Território Nu - crítica de Miguel Anunciação

Jornal Hoje em Dia - Belo Horizonte, 24 de janeiro de 2012

"Território Nu" é outro acerto admirável

Miguel Anunciação - mfernando@hojeemdia.com.br


Mais recente criação da Cia Mário Nascimento, "Território Nu" estreou no final de outubro passado , abrindo a 15a edição do Fórum Internacional de Dança, que lhe destinou recursos de produção. Além de uma honra, abriro FID é oportunidade rara à produção local, uma distinção jamais ocorrida antes.

De volta só agora, e novamente no palco do Oi Futuro/ Teatro Klauss Vianna, pela programação da 6a edição do Verão Arte Contemporânea, o espetáculo reafirma as razões do destaque obtido no FID, pois consegue estar à altura de "Faladores", provavelmente a criação mais respeitada da Cia, e acima de "Escapada", embora "Escapada" também seja bastante defensável.

"Território Nu"é um acerto admirável. Desde a trilha sonora impecável de Fábio Cardia, que proporciona uma porção de nuances rítmicas, de gêneros musicais variados.

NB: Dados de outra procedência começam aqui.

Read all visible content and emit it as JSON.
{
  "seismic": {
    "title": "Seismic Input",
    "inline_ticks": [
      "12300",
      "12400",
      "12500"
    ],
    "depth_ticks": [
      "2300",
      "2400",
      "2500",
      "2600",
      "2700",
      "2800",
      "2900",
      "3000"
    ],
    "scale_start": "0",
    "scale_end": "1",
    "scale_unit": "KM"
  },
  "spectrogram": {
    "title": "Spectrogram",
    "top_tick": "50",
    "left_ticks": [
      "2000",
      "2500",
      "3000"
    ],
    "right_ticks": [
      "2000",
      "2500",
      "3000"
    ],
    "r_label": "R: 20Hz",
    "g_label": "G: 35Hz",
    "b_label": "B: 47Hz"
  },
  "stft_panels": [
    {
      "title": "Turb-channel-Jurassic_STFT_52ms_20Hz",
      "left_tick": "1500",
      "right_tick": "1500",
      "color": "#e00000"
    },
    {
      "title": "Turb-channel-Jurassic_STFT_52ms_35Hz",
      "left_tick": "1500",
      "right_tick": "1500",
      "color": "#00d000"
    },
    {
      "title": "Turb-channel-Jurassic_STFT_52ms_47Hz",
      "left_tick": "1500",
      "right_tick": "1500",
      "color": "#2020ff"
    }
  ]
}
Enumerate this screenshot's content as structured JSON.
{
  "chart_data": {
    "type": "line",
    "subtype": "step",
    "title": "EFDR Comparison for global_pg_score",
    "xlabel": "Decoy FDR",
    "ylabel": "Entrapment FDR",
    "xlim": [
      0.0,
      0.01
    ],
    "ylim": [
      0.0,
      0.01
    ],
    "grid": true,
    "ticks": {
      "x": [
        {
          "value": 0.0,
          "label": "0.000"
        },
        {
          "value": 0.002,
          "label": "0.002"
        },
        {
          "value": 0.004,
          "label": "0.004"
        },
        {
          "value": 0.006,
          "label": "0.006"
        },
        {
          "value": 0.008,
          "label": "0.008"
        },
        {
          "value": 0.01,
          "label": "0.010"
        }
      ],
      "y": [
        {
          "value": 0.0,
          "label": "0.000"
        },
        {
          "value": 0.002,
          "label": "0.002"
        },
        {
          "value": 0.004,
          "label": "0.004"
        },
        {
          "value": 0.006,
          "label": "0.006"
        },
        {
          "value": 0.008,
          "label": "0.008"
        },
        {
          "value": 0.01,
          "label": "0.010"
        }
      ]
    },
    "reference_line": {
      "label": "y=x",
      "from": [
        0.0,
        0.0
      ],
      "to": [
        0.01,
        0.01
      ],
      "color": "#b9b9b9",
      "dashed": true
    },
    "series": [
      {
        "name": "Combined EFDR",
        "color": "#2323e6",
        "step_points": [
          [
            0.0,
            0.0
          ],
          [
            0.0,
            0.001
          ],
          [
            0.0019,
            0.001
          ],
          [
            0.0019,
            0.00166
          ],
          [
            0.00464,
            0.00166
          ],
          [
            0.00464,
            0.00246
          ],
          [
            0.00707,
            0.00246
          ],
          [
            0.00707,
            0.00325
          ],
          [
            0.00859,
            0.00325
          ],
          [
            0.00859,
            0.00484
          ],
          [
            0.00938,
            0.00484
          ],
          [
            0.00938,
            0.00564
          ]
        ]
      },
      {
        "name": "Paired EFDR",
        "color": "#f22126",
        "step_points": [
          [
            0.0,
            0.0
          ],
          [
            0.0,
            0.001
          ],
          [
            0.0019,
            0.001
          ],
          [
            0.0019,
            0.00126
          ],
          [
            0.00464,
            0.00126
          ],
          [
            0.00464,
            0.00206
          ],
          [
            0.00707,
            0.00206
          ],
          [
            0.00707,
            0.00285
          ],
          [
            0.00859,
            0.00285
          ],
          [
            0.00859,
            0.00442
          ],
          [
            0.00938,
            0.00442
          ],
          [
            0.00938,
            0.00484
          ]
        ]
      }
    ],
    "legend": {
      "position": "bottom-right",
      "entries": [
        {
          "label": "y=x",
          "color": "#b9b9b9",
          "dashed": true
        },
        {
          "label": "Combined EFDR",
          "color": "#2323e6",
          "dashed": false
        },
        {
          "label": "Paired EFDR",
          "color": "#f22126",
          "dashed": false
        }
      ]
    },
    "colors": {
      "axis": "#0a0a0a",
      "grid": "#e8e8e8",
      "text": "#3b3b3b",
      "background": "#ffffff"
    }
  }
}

Uma aposta muito provável aos prêmios da categoria. Os figurinos acompanham a atmosfera urbana e contemporânea da coreografia, talvez composta em coletivo.

E se a iluminação não contribui mais, por evitar cores e desenhos menos sóbrios, o elenco reconfirma o nível excelente. Exibe domínio absoluto dos movimentos, boa parte deles no solo, tão atléticos e atrevidos quanto empolgantes. Um grupo de talento homogêneo, mesmo que Rafael Bittar tenha se despedido na sessão de domingo, para ir se juntar ao Grupo Corpo.

Como ocorria em "Faladores", Rosa Antuña assume um papel específico: além de dançar, canta e balbucia um idioma inventado - como um ser falador. A quem é dado um lugar diferenciado, à altura das experimentações e ressonâncias que permite aos seus, digamos assim, canais de expressão. Mais que bailarina, uma artista em plenitude.

Como diretor, Mário Nascimento acerta de novo ao propor algo que ultrapassa expectativas, entre um espetáculo e um organismo. Algo vivo, radiante, que se aproxima do expontâneo, do improviso, mas sem abdicar da riqueza do que foi preparado de antemão. Tão sintonizado com a vida, com o trânsito feérico dos tempos atuais que seduz espectadores de qualquer idade. Embora não se atreva a ser ainda mais erótico, o que talvez só lhe faria muito bem.